The model struggles when, e.g. tasked to evaluate whether the retrieved context is relevant for answering the question or whether the answer contains the retrieved context correctly. The model fails completely when tasked to evaluate whether the information contained in the retieved chunks is similar to the information contained in the ground truth chunks.
From what I can tell it seems to me that the model wasn't trained on these types of evaluation tasks, hence the prompts being OOD, which is sad, as it limits its capabilities and its usage.
The model also fails at comparing and evaluating ground truth chunks with retrieved entities/relationships and their descriptions in GraphRAG scenarios.
All these aspects are very important, as shipping a system that was evaluated only on the question and its answer is way to inconsistent in reality.
Hi @h4rz3rk4s3 we appreciate for the thoughtful feedback!
Would love to know more about the exact use case you tried our model with.
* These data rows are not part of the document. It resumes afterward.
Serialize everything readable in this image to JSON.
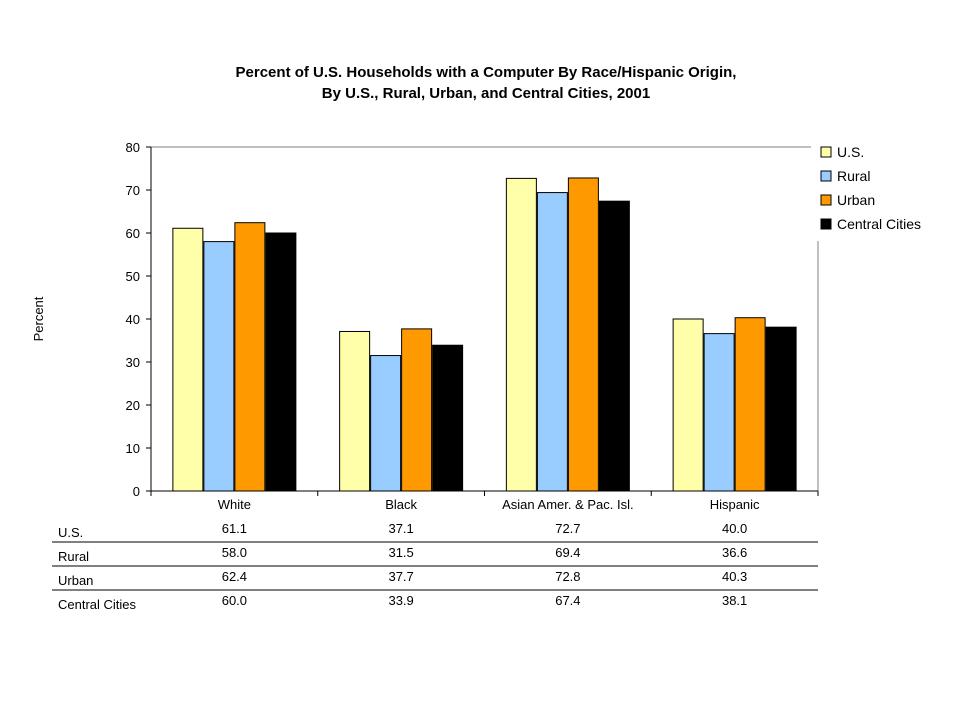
{
  "chart_data": {
    "type": "bar",
    "title": [
      "Percent of U.S. Households with a Computer By Race/Hispanic Origin,",
      "By U.S., Rural, Urban, and Central Cities, 2001"
    ],
    "xlabel": "",
    "ylabel": "Percent",
    "ylim": [
      0,
      80
    ],
    "yticks": [
      0,
      10,
      20,
      30,
      40,
      50,
      60,
      70,
      80
    ],
    "grid": false,
    "legend_position": "right",
    "categories": [
      "White",
      "Black",
      "Asian Amer. & Pac. Isl.",
      "Hispanic"
    ],
    "series": [
      {
        "name": "U.S.",
        "color": "#ffffaa",
        "values": [
          61.1,
          37.1,
          72.7,
          40.0
        ],
        "labels": [
          "61.1",
          "37.1",
          "72.7",
          "40.0"
        ]
      },
      {
        "name": "Rural",
        "color": "#99ccff",
        "values": [
          58.0,
          31.5,
          69.4,
          36.6
        ],
        "labels": [
          "58.0",
          "31.5",
          "69.4",
          "36.6"
        ]
      },
      {
        "name": "Urban",
        "color": "#ff9900",
        "values": [
          62.4,
          37.7,
          72.8,
          40.3
        ],
        "labels": [
          "62.4",
          "37.7",
          "72.8",
          "40.3"
        ]
      },
      {
        "name": "Central Cities",
        "color": "#000000",
        "values": [
          60.0,
          33.9,
          67.4,
          38.1
        ],
        "labels": [
          "60.0",
          "33.9",
          "67.4",
          "38.1"
        ]
      }
    ],
    "data_table": true
  }
}
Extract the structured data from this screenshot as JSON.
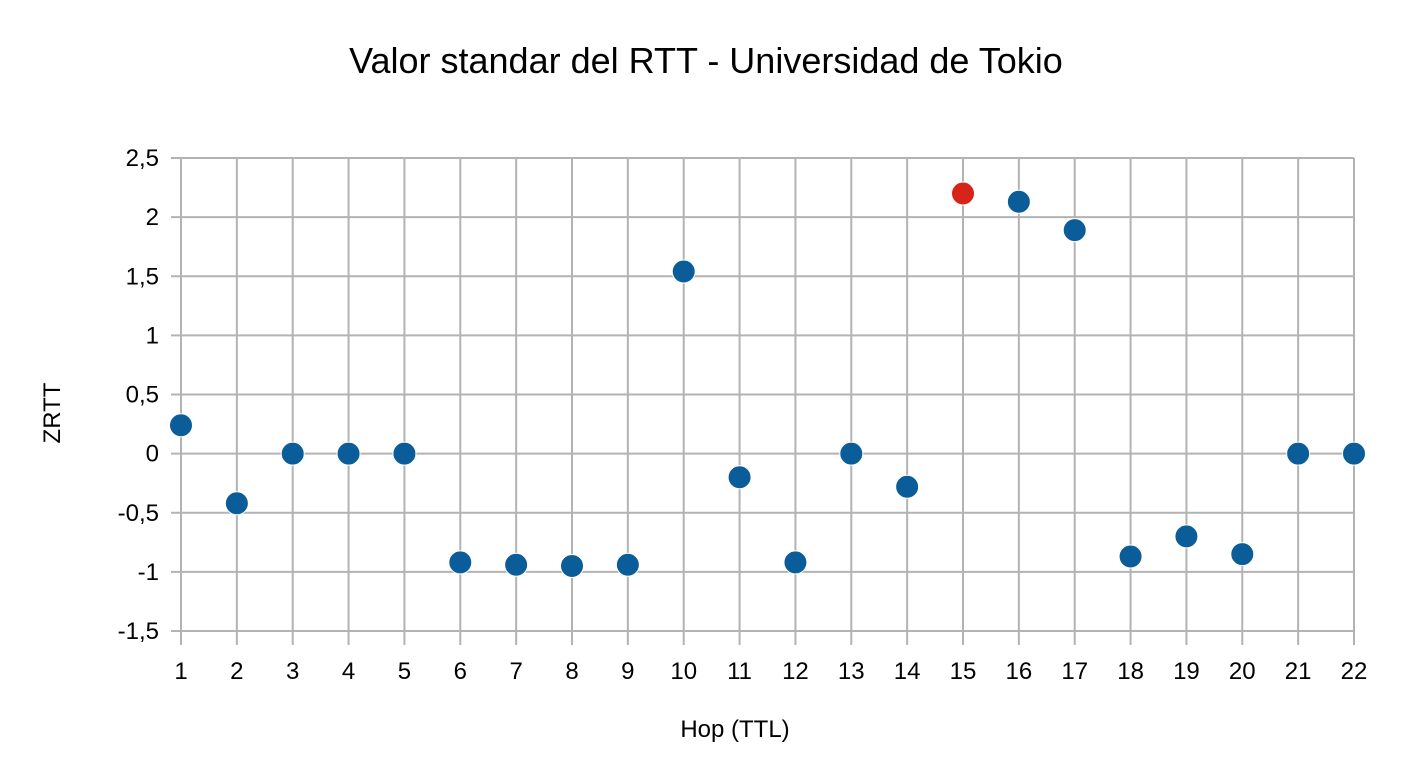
{
  "chart_data": {
    "type": "scatter",
    "title": "Valor standar del RTT - Universidad de Tokio",
    "xlabel": "Hop (TTL)",
    "ylabel": "ZRTT",
    "xlim": [
      1,
      22
    ],
    "ylim": [
      -1.5,
      2.5
    ],
    "x_ticks": [
      "1",
      "2",
      "3",
      "4",
      "5",
      "6",
      "7",
      "8",
      "9",
      "10",
      "11",
      "12",
      "13",
      "14",
      "15",
      "16",
      "17",
      "18",
      "19",
      "20",
      "21",
      "22"
    ],
    "y_ticks": [
      "2,5",
      "2",
      "1,5",
      "1",
      "0,5",
      "0",
      "-0,5",
      "-1",
      "-1,5"
    ],
    "y_tick_values": [
      2.5,
      2,
      1.5,
      1,
      0.5,
      0,
      -0.5,
      -1,
      -1.5
    ],
    "grid": true,
    "legend": "none",
    "colors": {
      "default": "#0b5d9a",
      "highlight": "#d62418"
    },
    "points": [
      {
        "x": 1,
        "y": 0.24
      },
      {
        "x": 2,
        "y": -0.42
      },
      {
        "x": 3,
        "y": 0.0
      },
      {
        "x": 4,
        "y": 0.0
      },
      {
        "x": 5,
        "y": 0.0
      },
      {
        "x": 6,
        "y": -0.92
      },
      {
        "x": 7,
        "y": -0.94
      },
      {
        "x": 8,
        "y": -0.95
      },
      {
        "x": 9,
        "y": -0.94
      },
      {
        "x": 10,
        "y": 1.54
      },
      {
        "x": 11,
        "y": -0.2
      },
      {
        "x": 12,
        "y": -0.92
      },
      {
        "x": 13,
        "y": 0.0
      },
      {
        "x": 14,
        "y": -0.28
      },
      {
        "x": 15,
        "y": 2.2,
        "highlight": true
      },
      {
        "x": 16,
        "y": 2.13
      },
      {
        "x": 17,
        "y": 1.89
      },
      {
        "x": 18,
        "y": -0.87
      },
      {
        "x": 19,
        "y": -0.7
      },
      {
        "x": 20,
        "y": -0.85
      },
      {
        "x": 21,
        "y": 0.0
      },
      {
        "x": 22,
        "y": 0.0
      }
    ]
  }
}
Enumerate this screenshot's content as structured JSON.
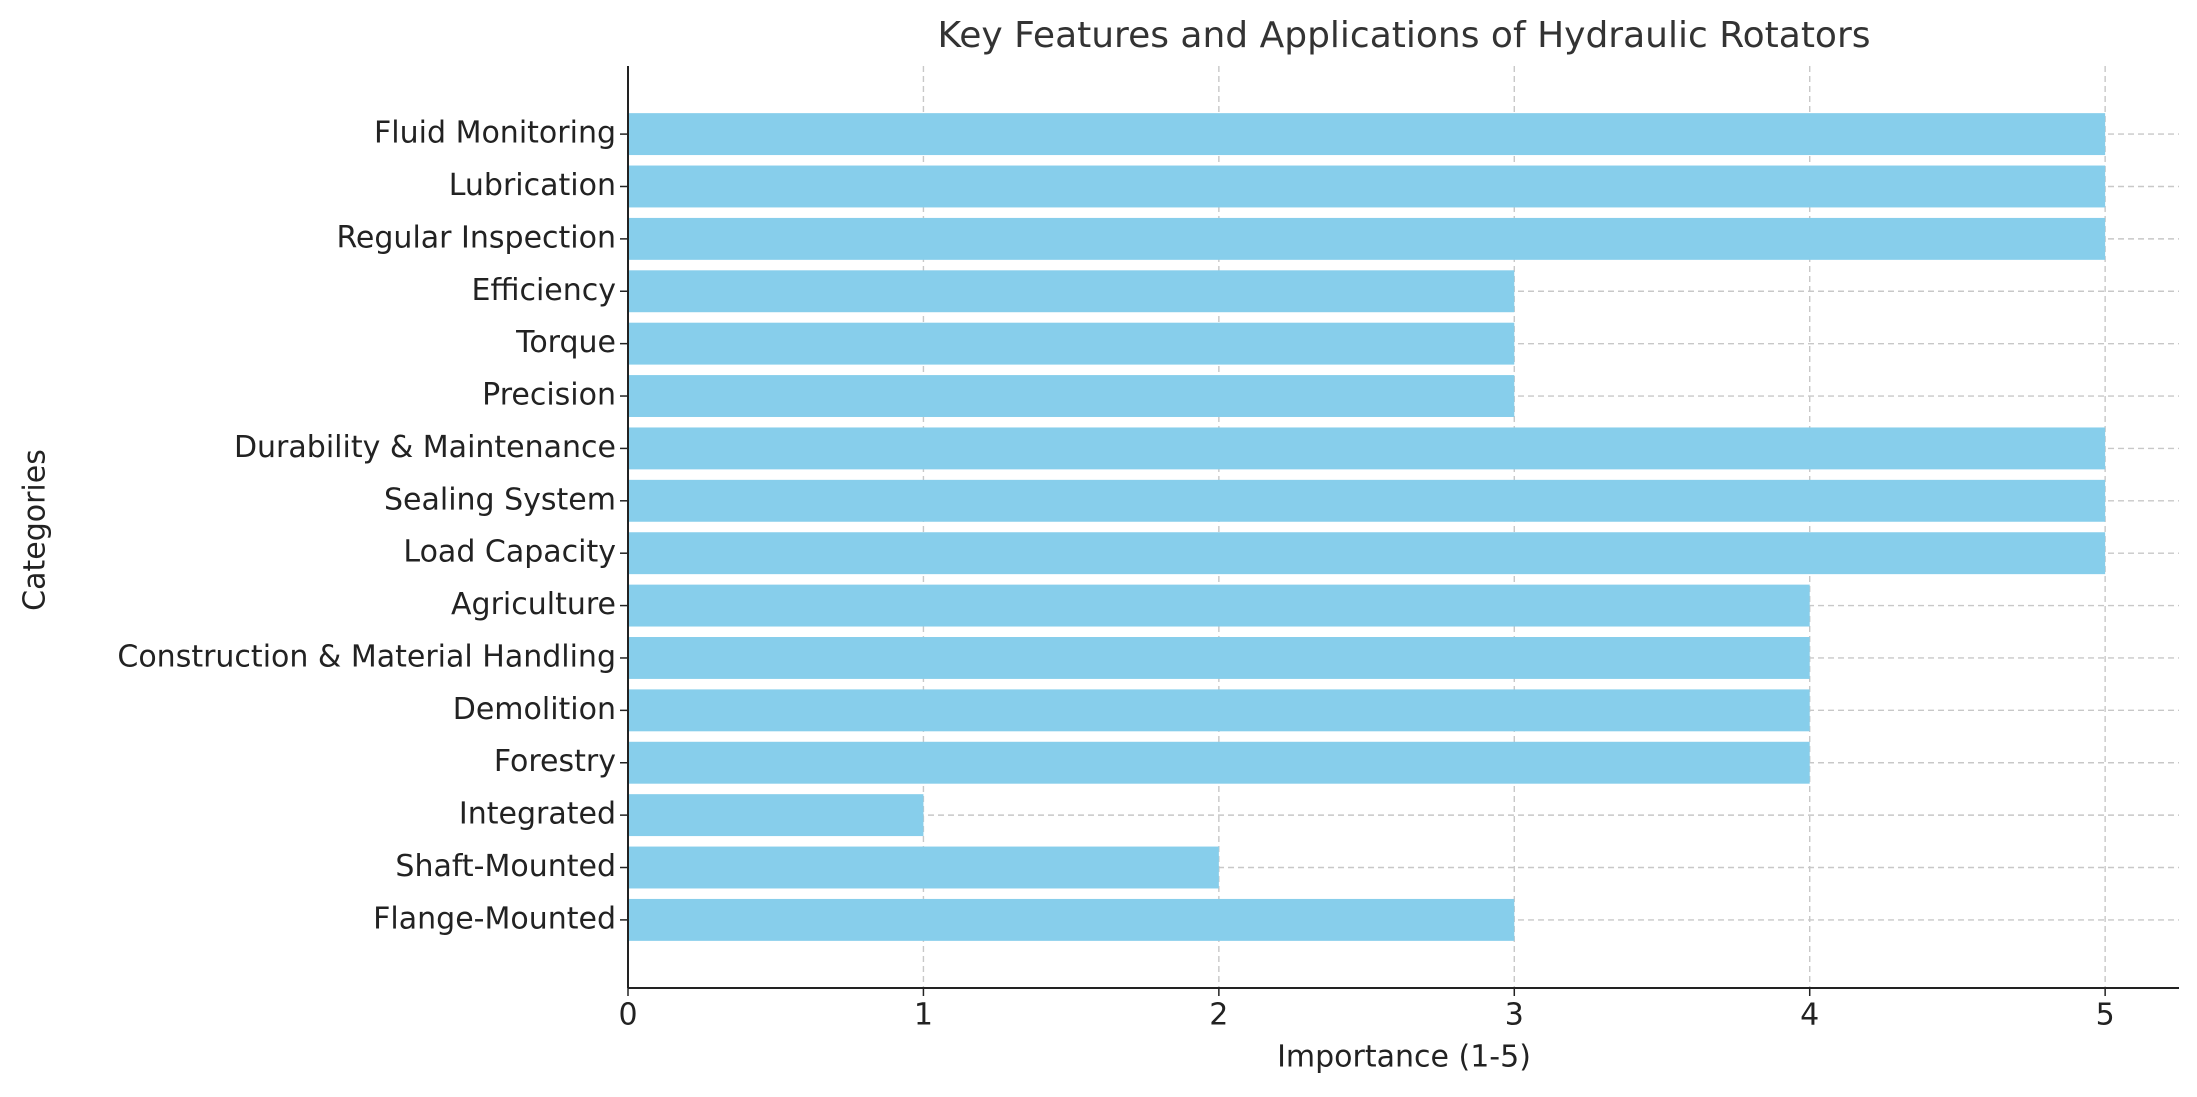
{
  "chart_data": {
    "type": "barh",
    "title": "Key Features and Applications of Hydraulic Rotators",
    "x_label": "Importance (1-5)",
    "y_label": "Categories",
    "categories": [
      "Flange-Mounted",
      "Shaft-Mounted",
      "Integrated",
      "Forestry",
      "Demolition",
      "Construction & Material Handling",
      "Agriculture",
      "Load Capacity",
      "Sealing System",
      "Durability & Maintenance",
      "Precision",
      "Torque",
      "Efficiency",
      "Regular Inspection",
      "Lubrication",
      "Fluid Monitoring"
    ],
    "values": [
      3,
      2,
      1,
      4,
      4,
      4,
      4,
      5,
      5,
      5,
      3,
      3,
      3,
      5,
      5,
      5
    ],
    "color": "#87ceeb",
    "xlim": [
      0,
      5.25
    ],
    "xticks": [
      0,
      1,
      2,
      3,
      4,
      5
    ],
    "grid": true
  }
}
We're looking to learn more about how to improve the next generation of our models. Would you be open to sharing more? Feel free to email me about this as well: maurice@atla-ai.com
You are correct that we have not trained the model for the retrieved chunks vs. ground truth chunks scenario you describe; so your assessment does not surprise me there. I am more puzzled about the struggles you have found when trying to evaluate whether the answer contains the retrieved context correctly. This is a task that we do specifically train for and have seen users have really good results. Would love to understand better where we failed you there.
Excited to hear from you!
Maurice